Lc 7,11-17
El Evangelio de hoy narra el encuentro de Jesús con la viuda de Naim que llora la muerte de su único hijo, mientras lo llevan a la tumba, y nos anima a abrir el corazón a la compasión. El evangelista no dice que Jesús tuvo compasión sino que “al verla el Señor, le dio lástima”, que es como decir “fue víctima de compasión”. Mucha gente acompañaba a aquella mujer, pero Jesús ve su realidad: que se queda sola hoy y hasta el fin de su vida, porque es viuda y ha perdido al único hijo. Es la compasión la que hace entender profundamente la realidad. La compasión te hace ver las cosas como son; es como la lente del corazón: nos hace entender de verdad la dimensión de las cosas.
Muchas veces en los Evangelios Jesús se deja llevar por la compasión. La compasión es el lenguaje de Dios. Fue Dios quien dijo a Moisés “he visto el dolor de mi pueblo” (Ex 3,7); es la compasión de Dios la que envía a Moisés a salvar al pueblo.
Nuestro Dios es un Dios de compasión, y esa compasión es –podemos decir– la debilidad de Dios, pero también su fuerza, lo mejor que nos da: porque fue la compasión la que le movió a enviarnos al Hijo. Es el lenguaje de Dios.
La compasión no es ese sentimiento de pena, que se nota, por ejemplo, cuando se ve morir a un perro en la carretera: “pobrecillo, nos da un poco de pena”. ¡No! Es involucrarse en el problema de los demás, jugarse la vida ahí. El Señor, de hecho, se juega la vida y va allí.
Otro ejemplo es la multiplicación de los panes, cuando Jesús dice a los discípulos que den de comer a la muchedumbre que lo seguía, mientras que ellos querían despedirla. ¡Eran prudentes, los discípulos! Creo que en aquel momento Jesús se enfadó, en su corazón, considerando la respuesta: “Dadles vosotros de comer”. Les invita a hacerse cargo de la gente, sin pensar que tras una jornada así pudieran ir a las aldeas a comprar pan.
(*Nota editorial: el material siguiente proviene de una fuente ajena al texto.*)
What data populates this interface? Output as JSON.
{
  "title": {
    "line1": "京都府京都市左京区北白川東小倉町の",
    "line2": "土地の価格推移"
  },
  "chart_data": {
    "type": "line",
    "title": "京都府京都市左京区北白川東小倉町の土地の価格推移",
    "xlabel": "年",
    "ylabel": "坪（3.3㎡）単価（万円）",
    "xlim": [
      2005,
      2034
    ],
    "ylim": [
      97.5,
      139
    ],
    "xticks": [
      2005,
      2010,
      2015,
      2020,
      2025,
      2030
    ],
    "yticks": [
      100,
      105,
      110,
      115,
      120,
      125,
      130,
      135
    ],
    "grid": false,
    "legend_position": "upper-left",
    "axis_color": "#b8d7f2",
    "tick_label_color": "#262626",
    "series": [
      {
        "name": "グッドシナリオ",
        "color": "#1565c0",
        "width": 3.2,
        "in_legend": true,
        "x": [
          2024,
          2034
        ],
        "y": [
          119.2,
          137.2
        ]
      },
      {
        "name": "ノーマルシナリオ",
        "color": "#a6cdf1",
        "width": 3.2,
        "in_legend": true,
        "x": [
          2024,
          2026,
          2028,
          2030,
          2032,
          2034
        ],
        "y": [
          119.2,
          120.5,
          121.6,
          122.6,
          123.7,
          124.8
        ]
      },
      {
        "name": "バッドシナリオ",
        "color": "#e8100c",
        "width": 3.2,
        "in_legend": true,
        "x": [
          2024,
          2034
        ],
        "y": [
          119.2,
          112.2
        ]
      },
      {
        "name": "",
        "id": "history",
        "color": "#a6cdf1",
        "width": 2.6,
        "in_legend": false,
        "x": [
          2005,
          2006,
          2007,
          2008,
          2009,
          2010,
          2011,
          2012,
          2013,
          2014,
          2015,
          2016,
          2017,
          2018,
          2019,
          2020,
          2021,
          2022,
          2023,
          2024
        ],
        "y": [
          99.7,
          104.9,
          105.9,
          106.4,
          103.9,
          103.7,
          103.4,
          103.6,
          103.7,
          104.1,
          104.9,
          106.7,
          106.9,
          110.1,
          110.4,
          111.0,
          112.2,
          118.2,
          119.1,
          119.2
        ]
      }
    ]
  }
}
El Señor, dice el Evangelio, tuvo compasión porque “veía a aquella gente como ovejas sin pastor”. Así pues, por una parte, el gesto de Jesús, la compasión, y por otra la actitud egoísta de los discípulos que buscan una solución sin compromiso, que no se manchan las manos, como diciendo: ¡que esa gente se las apañe!
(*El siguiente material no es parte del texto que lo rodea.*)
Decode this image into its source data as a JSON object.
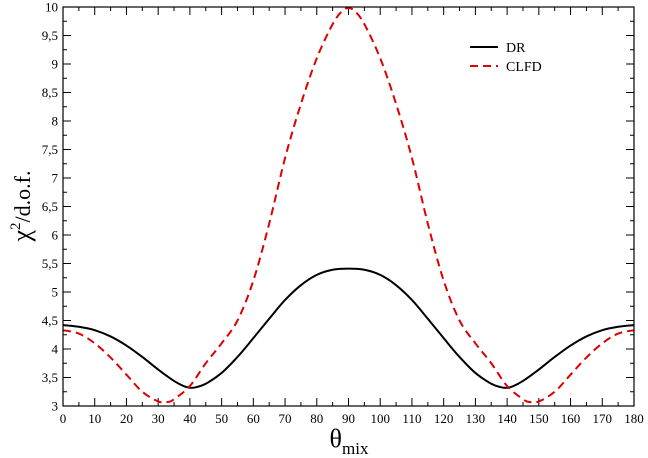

Si la compasión es el lenguaje de Dios, muchas veces el lenguaje humano es la indiferencia. Una noche de invierno, delante de un restaurante de lujo, una mujer que vive en la calle tiende la mano a otra señora que sale, bien abrigada, del restaurante, y esta señora mira a otra parte. Eso es la indiferencia. Cuántas veces miramos a otra parte, y cerramos la puerta a la compasión. Podemos hacer examen de conciencia: ¿habitualmente mira a otra parte? ¿O dejo que el Espíritu Santo me lleve por la senda de la compasión? Que es una virtud de Dios.
Impresiona también una palabra del Evangelio de hoy cuando Jesús dice a esa madre: “No llores”. Una caricia de compasión. Jesús toca el féretro, diciendo al chico que se levante. Entonces, el joven se sienta y empieza a hablar. “Y Jesús se lo entregó a su madre”. Lo entregó, lo devolvió, lo restituyó: un acto de justicia. Esa palabra se usa en justicia: restituir. La compasión nos lleva por la vía de la verdadera justicia. Siempre hay que restituir a los que tienen cierto derecho, y eso nos salva siempre del egoísmo, de la indiferencia, del encierro en nosotros mismos. Sigamos la Eucaristía de hoy con estas palabras: “El Señor fue presa de gran compasión”. Que Él tenga también compasión de cada uno de nosotros: lo necesitamos.